Capital gains tax (CGT) is among the new taxes that will be implemented next year. This has been already hinted during the re-tabling of Budget 2023 with the CGT proposal on the disposal of unlisted shares. Malaysia does not have a CGT regime except for gains arising from the disposal of real property, which may be subject to Real Property Gains Tax or RPGT. Media reports quoting Finance Minister and Prime Minister emphasised that CGT would not be introduced on listed shares and that the disposal of unlisted shares for an approved IPO would not be subject to any new CGT. Should it be materialized, we expect the CGT impact to be minimal and manageable. The luxury tax goods, which was announced during Budget 2023 but was halt few months after that could be announced again in the upcoming budget. Measures to improve the tax collection efficiency and tax compliance are anticipated as well.

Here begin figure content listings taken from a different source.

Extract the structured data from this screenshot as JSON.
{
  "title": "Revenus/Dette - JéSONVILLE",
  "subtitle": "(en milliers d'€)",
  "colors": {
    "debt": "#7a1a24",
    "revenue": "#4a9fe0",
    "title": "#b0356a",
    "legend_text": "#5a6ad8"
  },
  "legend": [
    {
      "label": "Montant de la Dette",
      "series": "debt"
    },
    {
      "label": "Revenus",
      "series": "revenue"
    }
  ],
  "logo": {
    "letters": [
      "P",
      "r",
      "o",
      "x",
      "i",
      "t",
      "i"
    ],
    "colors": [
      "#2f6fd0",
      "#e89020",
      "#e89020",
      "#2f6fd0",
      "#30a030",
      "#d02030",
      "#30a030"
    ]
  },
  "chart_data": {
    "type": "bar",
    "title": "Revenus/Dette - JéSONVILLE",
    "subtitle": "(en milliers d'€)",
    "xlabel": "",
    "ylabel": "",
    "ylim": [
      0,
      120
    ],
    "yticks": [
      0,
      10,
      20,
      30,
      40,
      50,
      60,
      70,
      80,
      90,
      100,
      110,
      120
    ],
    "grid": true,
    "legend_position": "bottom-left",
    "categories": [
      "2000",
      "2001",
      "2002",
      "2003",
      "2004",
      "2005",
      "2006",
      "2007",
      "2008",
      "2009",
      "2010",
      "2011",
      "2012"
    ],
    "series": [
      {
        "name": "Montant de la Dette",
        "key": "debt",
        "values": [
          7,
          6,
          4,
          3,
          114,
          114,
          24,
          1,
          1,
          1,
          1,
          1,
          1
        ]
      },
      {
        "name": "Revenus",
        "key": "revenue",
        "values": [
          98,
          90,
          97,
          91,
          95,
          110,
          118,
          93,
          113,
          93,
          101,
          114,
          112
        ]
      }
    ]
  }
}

On expenditure side, we expect the development expenditure (DE) allocation to trend around RM90bn-100bn, in line with the revised spending ceiling for the 12th Malaysia Plan (12MP) programmes projects. The government has increased the ceiling RM15bn for the 12MP allocation, totalling the allocation to RM415bn. As mentioned, the increase was dedicated to enhancing the standard of management and refocusing subsidies to suit the needs of the people.

In 2021, the total development expenditure was reported at RM64.3bn, while in 2022 the amount was RM71.6bn. This was only about 34% of total development expenditure allocated under the five-year plan - RM135.9bn out of RM400bn. Hence, there is another RM279bn remaining for 2023-2025. Under Budget 2023, the sum earmarked for DE was larger at RM97bn excluding RM2bn in contingency savings. Thus, that leaves about RM182bn or an average of RM91bn per year for the years 2024 – 2025. When tabling the 12MP's MTR, Prime Minister said the government is committed to spending at least RM90bn in development expenditure annually from 2023 to 2025. Henceforth, we could expect the DE for Budget 2024 to be c.RM90bn.

We view that he comprehensive review of the 12MP needs to prioritize the reinvigoration of mega projects, especially those related to infrastructure.